Summer caponata pasta

Prep
10m
Cook
20m
serves
4
Summer caponata pasta
Summer caponata pasta
Sick of the same old pasta dishes? Give this Sicilian-inspired recipe a go!

Ingredients (11)

  • 1 tablespoon olive oil
  • 1 onion, roughly chopped
  • 4 baby eggplants, halved lengthways, cut into 1.5cm pieces
  • 400g can whole peeled tomatoes, drained
  • 1/2 cup pitted green olives, halved
  • 2 celery stalks, cut into 1.5cm pieces
  • 200g green beans, halved on the diagonal
  • 1/2 cup raisins
  • 2 tablespoons balsamic vinegar
  • 400g gluten-free rice fettuccine
  • Small basil leaves, to garnish

Method

  • 1.
    Heat the olive oil in a large deep saucepan over medium heat.

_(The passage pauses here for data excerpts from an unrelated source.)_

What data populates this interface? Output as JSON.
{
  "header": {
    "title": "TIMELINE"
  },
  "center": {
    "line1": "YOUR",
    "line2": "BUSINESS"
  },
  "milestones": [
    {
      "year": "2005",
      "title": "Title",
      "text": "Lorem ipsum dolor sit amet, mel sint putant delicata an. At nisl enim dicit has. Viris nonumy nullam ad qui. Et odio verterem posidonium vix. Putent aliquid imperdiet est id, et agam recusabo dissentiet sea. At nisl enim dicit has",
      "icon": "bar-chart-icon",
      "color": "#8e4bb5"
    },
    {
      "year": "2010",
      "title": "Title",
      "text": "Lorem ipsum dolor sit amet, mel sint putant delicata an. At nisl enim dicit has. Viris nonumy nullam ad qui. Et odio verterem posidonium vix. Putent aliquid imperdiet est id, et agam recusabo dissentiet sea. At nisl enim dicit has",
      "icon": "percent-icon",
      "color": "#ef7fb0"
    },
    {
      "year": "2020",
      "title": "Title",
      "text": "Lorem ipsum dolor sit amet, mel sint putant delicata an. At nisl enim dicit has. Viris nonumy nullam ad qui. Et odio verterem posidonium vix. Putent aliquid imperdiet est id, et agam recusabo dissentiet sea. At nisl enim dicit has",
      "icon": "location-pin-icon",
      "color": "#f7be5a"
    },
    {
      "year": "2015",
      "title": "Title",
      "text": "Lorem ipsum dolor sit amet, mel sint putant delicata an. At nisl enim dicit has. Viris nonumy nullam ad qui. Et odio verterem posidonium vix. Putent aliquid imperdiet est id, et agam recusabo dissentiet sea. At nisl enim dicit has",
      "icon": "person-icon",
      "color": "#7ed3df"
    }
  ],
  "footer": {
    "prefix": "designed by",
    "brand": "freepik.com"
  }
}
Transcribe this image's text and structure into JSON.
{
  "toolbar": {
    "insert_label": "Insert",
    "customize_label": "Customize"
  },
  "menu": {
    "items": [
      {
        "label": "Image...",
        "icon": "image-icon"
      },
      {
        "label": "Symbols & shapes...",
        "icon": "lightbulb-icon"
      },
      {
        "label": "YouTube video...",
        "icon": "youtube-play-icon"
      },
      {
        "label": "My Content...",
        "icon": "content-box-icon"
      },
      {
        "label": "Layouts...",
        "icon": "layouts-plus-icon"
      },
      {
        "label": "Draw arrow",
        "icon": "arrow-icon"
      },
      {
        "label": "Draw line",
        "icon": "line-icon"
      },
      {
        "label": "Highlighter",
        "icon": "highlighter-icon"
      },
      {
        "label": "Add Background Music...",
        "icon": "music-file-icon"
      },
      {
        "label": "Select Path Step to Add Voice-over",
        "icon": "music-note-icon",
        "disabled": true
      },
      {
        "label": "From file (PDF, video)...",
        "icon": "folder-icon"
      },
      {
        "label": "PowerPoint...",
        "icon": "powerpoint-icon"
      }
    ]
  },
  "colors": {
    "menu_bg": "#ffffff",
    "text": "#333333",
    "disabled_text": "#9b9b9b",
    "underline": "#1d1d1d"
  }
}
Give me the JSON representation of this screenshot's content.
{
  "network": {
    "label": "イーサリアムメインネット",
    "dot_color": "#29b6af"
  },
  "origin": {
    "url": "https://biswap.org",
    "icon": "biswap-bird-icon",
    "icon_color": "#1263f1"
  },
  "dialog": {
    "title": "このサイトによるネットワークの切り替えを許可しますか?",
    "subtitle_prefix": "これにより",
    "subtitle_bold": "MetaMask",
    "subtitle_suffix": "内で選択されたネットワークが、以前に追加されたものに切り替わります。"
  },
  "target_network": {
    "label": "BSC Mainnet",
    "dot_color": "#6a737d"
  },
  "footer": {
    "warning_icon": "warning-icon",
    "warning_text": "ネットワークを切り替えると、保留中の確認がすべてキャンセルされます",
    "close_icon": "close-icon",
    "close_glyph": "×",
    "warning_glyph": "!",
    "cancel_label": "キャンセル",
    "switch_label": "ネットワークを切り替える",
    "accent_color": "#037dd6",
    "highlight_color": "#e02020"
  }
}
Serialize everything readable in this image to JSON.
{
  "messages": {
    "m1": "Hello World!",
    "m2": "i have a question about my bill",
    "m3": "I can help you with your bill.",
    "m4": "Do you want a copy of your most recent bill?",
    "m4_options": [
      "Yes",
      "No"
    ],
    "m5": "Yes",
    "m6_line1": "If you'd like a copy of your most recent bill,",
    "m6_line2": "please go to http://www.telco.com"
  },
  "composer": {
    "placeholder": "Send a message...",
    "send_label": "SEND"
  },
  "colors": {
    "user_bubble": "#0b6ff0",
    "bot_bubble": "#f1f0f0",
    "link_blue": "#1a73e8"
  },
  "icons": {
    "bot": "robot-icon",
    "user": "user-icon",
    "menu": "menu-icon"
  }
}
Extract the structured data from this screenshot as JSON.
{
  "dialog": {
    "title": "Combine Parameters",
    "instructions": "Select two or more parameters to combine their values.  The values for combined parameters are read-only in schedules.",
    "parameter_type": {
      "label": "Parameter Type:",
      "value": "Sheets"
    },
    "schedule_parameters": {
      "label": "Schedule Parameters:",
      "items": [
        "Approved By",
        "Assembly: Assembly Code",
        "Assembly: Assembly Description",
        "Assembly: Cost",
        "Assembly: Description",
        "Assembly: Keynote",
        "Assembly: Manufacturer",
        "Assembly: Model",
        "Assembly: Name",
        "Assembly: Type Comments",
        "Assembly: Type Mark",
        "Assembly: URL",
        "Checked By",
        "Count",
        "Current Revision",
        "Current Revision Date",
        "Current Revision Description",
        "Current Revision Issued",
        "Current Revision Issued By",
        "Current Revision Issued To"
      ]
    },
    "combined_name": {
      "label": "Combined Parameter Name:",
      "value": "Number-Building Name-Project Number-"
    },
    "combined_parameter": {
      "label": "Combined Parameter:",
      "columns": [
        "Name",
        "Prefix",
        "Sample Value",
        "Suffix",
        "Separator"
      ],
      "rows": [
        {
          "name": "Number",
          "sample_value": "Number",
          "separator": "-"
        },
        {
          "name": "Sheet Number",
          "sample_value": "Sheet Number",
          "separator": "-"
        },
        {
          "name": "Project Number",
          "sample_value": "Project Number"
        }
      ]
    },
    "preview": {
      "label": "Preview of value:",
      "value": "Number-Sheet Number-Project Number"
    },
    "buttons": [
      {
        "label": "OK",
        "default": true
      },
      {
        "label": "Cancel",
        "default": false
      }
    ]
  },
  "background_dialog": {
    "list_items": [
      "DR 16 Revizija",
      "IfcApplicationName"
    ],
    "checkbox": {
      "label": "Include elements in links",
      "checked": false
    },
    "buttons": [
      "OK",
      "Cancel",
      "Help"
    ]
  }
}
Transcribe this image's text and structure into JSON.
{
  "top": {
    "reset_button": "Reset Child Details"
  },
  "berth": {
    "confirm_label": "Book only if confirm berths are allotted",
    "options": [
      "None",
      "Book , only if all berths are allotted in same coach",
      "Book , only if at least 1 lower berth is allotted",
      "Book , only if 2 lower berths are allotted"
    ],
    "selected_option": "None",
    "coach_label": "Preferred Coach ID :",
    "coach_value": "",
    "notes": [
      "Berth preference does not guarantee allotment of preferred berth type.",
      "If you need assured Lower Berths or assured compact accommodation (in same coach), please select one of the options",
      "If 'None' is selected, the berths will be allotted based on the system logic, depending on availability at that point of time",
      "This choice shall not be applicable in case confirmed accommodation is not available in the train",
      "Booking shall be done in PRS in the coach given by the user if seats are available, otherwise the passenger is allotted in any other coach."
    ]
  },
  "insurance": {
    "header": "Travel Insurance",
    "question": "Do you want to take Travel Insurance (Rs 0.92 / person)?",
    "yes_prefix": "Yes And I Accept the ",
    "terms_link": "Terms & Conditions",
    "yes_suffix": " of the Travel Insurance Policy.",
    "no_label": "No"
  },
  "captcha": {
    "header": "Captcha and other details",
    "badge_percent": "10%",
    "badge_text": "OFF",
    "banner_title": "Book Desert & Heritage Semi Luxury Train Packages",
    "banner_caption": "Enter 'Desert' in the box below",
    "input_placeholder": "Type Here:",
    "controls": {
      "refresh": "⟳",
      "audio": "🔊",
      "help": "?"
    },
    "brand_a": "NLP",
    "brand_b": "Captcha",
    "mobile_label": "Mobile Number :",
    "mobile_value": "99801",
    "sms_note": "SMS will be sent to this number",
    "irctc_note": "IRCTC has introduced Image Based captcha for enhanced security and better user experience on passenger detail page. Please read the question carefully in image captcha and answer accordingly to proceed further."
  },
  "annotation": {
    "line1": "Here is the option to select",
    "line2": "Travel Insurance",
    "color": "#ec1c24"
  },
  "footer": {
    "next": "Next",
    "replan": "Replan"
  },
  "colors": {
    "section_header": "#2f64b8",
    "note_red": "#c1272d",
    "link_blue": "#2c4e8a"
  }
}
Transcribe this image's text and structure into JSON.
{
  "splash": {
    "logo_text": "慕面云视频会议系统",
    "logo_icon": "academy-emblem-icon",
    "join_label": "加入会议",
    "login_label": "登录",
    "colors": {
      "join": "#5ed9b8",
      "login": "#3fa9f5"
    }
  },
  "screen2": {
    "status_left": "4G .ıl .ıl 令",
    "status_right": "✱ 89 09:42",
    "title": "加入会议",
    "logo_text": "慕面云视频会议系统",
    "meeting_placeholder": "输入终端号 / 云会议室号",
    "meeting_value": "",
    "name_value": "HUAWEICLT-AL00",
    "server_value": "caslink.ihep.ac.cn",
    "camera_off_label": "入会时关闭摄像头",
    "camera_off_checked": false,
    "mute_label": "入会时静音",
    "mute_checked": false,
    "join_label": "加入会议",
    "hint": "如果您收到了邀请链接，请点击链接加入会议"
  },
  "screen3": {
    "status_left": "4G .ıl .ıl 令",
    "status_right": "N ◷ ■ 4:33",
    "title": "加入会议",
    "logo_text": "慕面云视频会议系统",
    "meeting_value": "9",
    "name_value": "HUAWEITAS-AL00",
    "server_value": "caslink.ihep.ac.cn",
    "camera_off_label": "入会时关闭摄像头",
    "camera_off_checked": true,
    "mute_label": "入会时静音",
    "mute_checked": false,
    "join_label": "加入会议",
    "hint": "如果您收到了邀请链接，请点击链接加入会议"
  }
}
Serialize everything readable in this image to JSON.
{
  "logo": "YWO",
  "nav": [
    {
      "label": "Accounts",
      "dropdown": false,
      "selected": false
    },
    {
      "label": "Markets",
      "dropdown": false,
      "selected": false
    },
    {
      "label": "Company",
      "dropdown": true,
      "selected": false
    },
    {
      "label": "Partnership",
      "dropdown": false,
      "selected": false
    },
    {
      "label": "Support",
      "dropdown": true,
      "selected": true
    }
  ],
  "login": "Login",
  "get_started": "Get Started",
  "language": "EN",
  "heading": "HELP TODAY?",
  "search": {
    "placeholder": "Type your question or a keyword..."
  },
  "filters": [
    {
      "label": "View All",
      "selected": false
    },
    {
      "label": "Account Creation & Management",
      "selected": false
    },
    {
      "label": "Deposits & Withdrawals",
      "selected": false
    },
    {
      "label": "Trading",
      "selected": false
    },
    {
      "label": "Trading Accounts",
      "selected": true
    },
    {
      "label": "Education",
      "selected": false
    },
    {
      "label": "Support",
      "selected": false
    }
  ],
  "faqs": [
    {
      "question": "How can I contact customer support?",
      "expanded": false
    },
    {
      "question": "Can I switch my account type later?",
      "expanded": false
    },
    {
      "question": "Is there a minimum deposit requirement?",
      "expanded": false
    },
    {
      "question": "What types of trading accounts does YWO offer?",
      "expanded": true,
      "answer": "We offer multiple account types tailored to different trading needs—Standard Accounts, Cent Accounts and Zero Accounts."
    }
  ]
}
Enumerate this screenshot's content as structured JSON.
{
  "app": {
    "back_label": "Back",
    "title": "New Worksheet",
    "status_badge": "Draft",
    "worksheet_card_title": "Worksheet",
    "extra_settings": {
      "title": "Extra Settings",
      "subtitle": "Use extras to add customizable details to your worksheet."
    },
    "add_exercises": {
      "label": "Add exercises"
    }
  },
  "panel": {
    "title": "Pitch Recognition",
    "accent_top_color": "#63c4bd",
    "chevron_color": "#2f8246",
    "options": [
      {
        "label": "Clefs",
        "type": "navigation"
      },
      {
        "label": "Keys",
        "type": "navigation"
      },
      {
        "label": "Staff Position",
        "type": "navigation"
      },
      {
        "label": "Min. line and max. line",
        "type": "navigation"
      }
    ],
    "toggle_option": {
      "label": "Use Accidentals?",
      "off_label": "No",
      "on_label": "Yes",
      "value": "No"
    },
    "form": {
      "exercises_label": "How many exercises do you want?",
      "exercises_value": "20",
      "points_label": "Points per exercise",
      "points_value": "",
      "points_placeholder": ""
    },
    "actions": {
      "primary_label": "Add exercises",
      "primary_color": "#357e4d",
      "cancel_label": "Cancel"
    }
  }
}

Add the onion and eggplant and cook, stirring occasionally for about 7 minutes or until softened.
  • 2.
    Add the drained tomatoes and olives, breaking up tomatoes with the back of a wooden spoon. Cook for 5 minutes.
  • 3.
    Add the celery and green beans and cook, covered, for 3 minutes or until bright green and still crunchy. Stir in raisins and vinegar.
  • 4.
    Meanwhile, cook pasta in a large pan of boiling water according to packet instructions. Drain and toss through caponata. Serve garnished with basil.